Southeast Asia, Visual Arts, Post-war Reconciliation, Trauma Healing
Life Happens Still is a short documentary film made by members of a community in a Cox’s Bazar refugee camp in Bangladesh, with training from Historias en Kilometros (HEK). The project involved filmmaking training for the camp’s members, including both Bangladeshi artists and Rohingya camp members, and creation of a 10-minute film. The film tells the story of the everyday life of the camp’s members, serving as a medium for documenting and preserving the memories of the refugee camp's community members.
It was the first film officially shot in the camp with all-needed permission, and the first to be presented to the Rohingya community inside the whole camp, as it was done by the camp community. HEK has carried out its training methodology in Colombia since 2019, and with this project they managed to share their methodologies internationally, focusing on creating South-to-South alliances. Their goal is to connect communities in Asia, Africa, and South America. Check other case studies from the same organisation Truth Commission and Film, and International Community Filmmaking Festival.
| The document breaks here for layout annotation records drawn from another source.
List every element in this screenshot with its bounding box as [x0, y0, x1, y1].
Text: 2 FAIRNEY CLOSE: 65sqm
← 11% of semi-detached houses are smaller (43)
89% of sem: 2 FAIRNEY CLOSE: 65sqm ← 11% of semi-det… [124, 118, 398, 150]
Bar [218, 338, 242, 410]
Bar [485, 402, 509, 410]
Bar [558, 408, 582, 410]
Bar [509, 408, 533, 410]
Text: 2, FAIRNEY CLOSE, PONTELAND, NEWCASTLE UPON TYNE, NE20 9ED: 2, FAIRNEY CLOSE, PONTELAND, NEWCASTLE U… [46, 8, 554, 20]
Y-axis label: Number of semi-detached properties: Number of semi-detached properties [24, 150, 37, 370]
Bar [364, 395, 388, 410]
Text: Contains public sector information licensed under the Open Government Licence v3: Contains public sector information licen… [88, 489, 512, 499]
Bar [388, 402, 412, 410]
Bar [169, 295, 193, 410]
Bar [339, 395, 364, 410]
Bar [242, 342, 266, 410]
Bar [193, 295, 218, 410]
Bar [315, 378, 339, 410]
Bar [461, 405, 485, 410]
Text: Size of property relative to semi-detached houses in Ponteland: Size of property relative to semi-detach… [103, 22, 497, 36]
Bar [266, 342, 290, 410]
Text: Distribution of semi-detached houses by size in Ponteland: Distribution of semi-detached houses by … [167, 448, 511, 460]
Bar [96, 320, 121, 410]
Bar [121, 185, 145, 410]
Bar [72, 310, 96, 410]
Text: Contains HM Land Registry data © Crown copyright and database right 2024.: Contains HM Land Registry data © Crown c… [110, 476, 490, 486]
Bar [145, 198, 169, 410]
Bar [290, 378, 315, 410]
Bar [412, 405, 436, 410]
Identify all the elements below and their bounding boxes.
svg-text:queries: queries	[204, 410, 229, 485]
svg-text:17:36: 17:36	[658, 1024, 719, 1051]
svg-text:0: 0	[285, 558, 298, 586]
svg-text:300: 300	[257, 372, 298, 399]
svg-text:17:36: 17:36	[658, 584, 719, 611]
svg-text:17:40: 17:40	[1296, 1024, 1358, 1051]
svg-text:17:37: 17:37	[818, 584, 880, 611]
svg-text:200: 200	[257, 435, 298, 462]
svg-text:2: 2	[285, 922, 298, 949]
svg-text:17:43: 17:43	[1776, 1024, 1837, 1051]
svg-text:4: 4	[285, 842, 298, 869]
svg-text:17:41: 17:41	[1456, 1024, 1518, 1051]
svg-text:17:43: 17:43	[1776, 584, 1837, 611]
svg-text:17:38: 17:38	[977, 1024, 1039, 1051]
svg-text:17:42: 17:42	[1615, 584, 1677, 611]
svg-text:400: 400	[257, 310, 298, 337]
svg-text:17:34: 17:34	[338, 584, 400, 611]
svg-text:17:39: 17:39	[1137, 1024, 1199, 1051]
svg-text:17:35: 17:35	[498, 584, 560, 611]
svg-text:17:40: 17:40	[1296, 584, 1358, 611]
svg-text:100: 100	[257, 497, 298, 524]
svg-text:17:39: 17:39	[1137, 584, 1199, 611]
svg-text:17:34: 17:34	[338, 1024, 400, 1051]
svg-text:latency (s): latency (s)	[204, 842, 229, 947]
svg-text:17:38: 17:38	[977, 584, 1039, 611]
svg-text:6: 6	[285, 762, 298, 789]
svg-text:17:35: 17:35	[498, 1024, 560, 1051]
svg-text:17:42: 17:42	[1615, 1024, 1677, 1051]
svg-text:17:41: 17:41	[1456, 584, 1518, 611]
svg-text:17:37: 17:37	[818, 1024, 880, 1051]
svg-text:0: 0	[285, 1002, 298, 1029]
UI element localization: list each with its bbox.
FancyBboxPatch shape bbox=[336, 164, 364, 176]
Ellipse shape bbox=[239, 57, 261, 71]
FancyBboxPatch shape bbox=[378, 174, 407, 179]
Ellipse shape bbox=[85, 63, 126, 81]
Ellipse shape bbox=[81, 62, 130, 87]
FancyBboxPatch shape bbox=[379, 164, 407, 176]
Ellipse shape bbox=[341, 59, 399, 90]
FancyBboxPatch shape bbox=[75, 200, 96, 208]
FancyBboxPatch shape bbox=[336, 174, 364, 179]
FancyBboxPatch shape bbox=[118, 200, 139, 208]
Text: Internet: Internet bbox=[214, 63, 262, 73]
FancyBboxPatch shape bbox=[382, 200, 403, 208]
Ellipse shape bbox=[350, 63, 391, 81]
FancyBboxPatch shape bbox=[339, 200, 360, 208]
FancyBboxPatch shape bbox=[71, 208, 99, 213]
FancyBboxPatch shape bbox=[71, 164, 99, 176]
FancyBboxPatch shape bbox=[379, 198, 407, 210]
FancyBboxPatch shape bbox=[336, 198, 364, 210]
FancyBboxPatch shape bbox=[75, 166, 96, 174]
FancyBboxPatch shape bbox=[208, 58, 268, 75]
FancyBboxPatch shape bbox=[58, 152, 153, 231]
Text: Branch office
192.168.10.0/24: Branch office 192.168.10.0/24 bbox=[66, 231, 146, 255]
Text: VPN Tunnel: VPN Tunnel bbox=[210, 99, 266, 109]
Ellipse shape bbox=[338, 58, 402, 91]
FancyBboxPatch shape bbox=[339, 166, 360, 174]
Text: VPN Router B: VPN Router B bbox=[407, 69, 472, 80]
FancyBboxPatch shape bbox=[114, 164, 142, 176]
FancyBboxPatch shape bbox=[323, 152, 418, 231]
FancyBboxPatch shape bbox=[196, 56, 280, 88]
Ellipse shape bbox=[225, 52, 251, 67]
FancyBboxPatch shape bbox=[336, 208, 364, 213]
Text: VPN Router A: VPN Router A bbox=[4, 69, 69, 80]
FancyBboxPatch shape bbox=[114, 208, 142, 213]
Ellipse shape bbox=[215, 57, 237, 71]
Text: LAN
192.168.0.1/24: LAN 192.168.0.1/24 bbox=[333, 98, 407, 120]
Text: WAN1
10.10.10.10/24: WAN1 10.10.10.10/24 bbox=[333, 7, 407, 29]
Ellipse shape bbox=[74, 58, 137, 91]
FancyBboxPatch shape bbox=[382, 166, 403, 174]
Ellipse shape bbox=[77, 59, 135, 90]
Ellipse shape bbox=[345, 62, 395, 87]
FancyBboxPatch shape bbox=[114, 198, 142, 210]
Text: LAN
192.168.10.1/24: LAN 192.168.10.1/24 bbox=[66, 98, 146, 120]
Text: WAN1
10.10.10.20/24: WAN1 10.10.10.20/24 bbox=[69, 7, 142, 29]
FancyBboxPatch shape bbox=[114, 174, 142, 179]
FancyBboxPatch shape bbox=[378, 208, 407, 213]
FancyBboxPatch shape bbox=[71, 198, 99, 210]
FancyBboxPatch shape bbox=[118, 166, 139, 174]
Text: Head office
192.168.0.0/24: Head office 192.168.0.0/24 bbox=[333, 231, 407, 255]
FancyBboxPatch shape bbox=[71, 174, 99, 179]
Common struggles in refugee camps often include overcrowding, lack of access to clean water and sanitation facilities, limited healthcare services, insufficient food supplies, and challenges in providing education, especially for children. In Cox’s Bazar, authorities have struggled to cope with human traffickers smuggling Rohingya into and out of Bangladesh, and exploiting women and children for the region's sex trade. Additionally, refugees face psychological distress, uncertainty about their future, and a lack of legal and employment opportunities.
HEK ’s biggest challenge in getting involved with members of Cox’s Bazar was, besides not speaking their language,the struggle to get permission for filming. Moreover, it took longer than expected (around 6 months) for organisers to understand the differences in perspectives of the different communities within the camp in how they perceive storytelling, what it means for them to have cameras, to share their stories.
Storytelling through film
Short films as memory tools for future generations
Film stays as documentation of the lives of people who were living under specific conditions in refugee camps, serving as a memorial to their lives and essential knowledge for future generations.
By producing a film with the community in the refugee camp, it fostered mutual connections and dialogue among different ethnic groups in the camp.
Showing it to the world through community screenings, the project places a strong emphasis on cultivating new audiences, such as camp members, that are receptive to these narratives and can contribute to social change.
The stories we tell will become memories so the next generation can know how we lived our lives here, in the refugee camp.